(Berlin) Pendant soixante ans, les inséparables frères Taviani ont fait du cinéma ensemble. L’aîné, Vittorio est mort en 2018. Le cadet, Paolo, 90 ans, a trouvé la force de tourner seul un dernier film, en compétition à la Berlinale.

Publié le 15 février
Francois BECKER Agence France-Presse

Lors de la préparation de Leonora Addio, pendant plus de deux ans, Vittorio à qui le film est dédié, n’était plus physiquement à ses côtés. Mais « il était avec moi », a déclaré Paolo Taviani, patriarche du cinéma italien, lors d’un entretien à l’AFP.

L’idée de certaines parties de ce film-collage, imprégné de l’idée de la mort et des traces que les artistes laissent derrière eux, a d’ailleurs germé dans l’esprit des deux frères bien avant le décès de Vittorio.

C’est le cas du chapitre adaptant une nouvelle, Il Chiodo, du grand dramaturge italien du début du XXe siècle, et prix Nobel de littérature, Luigi Pirandello, raconte Paolo Taviani.

Écrite peu avant la mort de l’auteur, en 1936, elle raconte l’histoire d’un petit Sicilien qui doit suivre son père à New York, en garde une blessure intime et finira dans un accès de folie par tuer une enfant.

Cette adaptation, tournée en couleurs, Paolo la fait précéder d’une fable en noir et blanc sur le transfert des cendres de Luigi Pirandello, depuis Rome jusqu’en Sicile, quinze ans après sa mort.

Un « voyage absurde » selon Paolo, qui donne le ton d’un « film complexe, à la fois triste et pas triste ». « J’ai fait tout ce que j’ai pu pour montrer des situations tristes et grotesques, ainsi que des histoires d’amour », ajoute-t-il.

« L’arbre poussera à nouveau »

Ces histoires présentent « une telle richesse narrative, elles sont au-delà de la réalité, c’est un mélange de vrai et d’invention, une confusion comme peut l’être la vie pendant cette pandémie », a-t-il poursuivi.

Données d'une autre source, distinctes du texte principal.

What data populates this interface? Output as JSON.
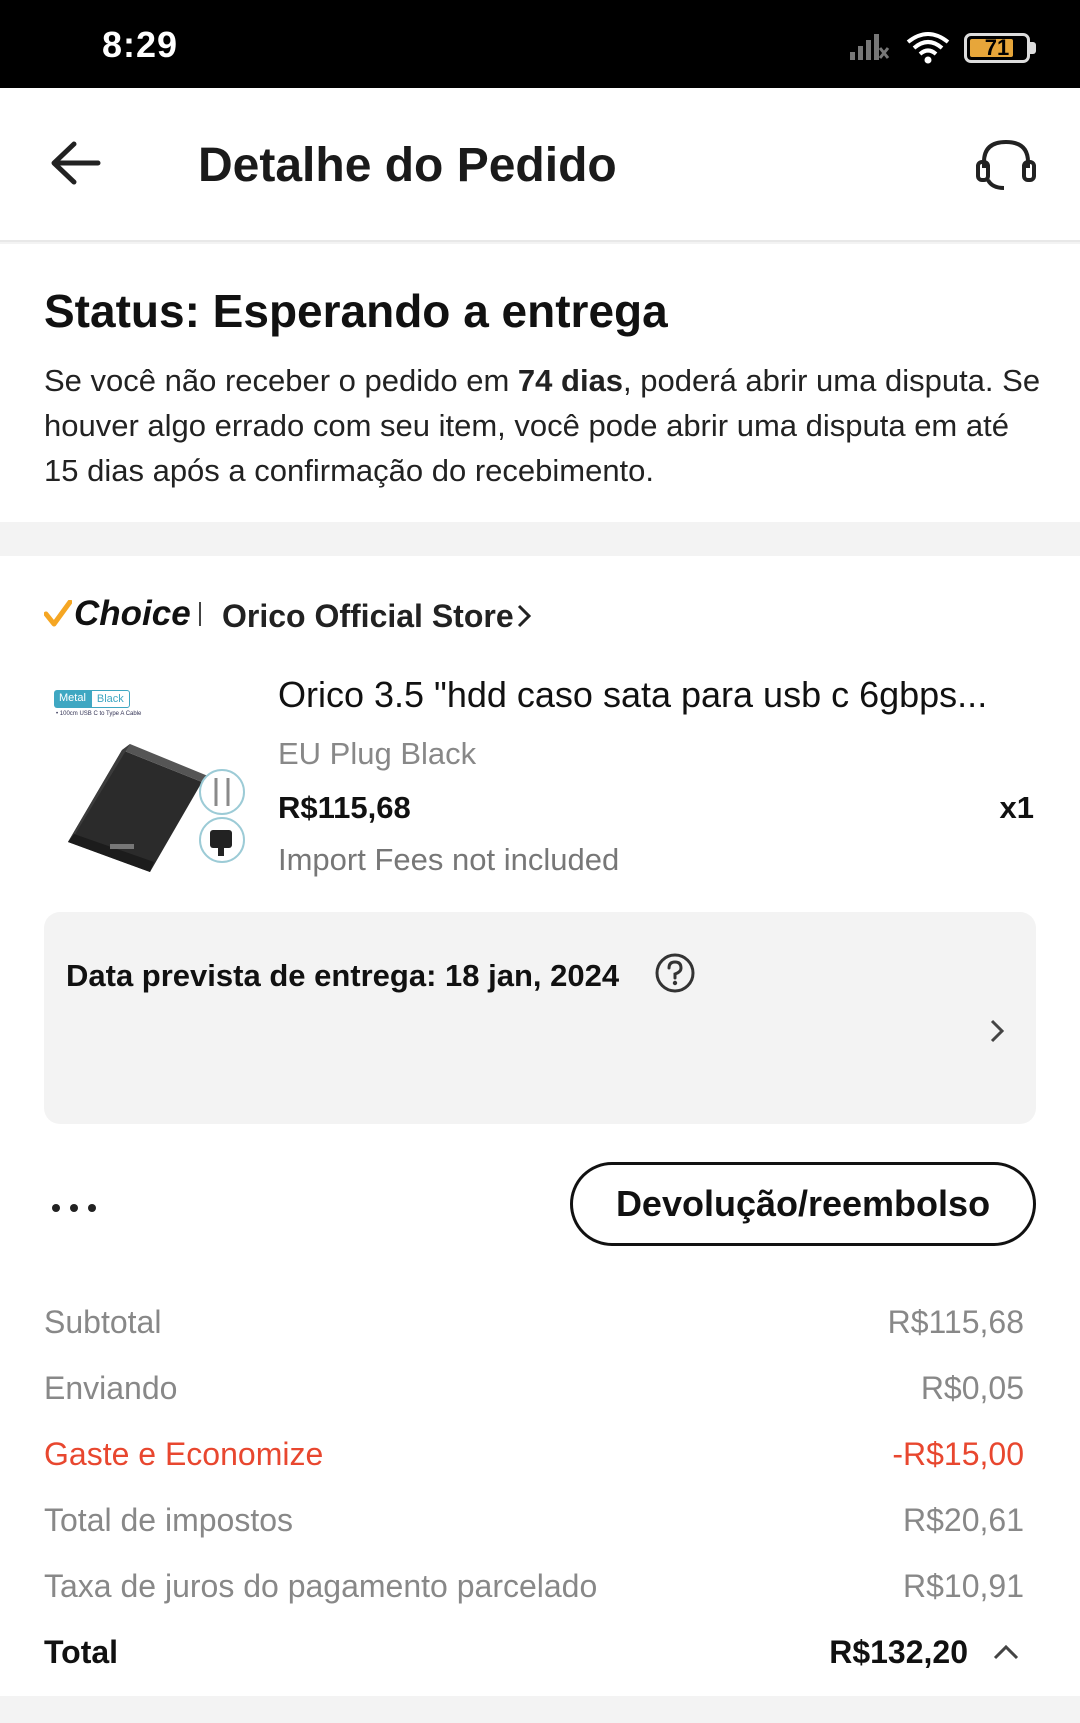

« Vittorio et moi, nous avons décidé de faire du cinéma quand j’avais 16 ans et lui 18, en voyant Païsa de Rosselini », confie-t-il. « Nous avons alors compris que les films pouvaient changer la vie et nous révéler qui nous étions vraiment ».

« Des années après, nous avons gagné la Palme d’or pour Padre Padrone (1977), remise des mains de Rosselini, et c’était comme un cercle qui se refermait », souligne celui qui a également remporté le Grand prix du jury à Cannes (La nuit de San Lorenzo, 1982) et l’Ours d’or à Berlin (César doit mourir, 2012), avec son frère.

Le film est aussi un hommage d’une figure tutélaire du cinéma italien à l’âge d’or du néoréalisme, avec des citations à l’écran d’extraits de films de fiction pour évoquer les tourments de la période d’après-guerre en Italie.

« Cet âge d’or du cinéma italien était un peu comme la Renaissance, plein d’artistes extraordinaires dans leur grande période, comme Visconti, Fellini », estime-t-il.

Une période glorieuse révolue ? « C’est comme un arbre qui a fait des racines, et ces racines sont toujours là même si le vent s’est levé et que des branches sont tombées », répond-il. « Elles sont puissantes et fortes et si des jeunes trouvent de l’argent pour faire des films, l’arbre poussera à nouveau ».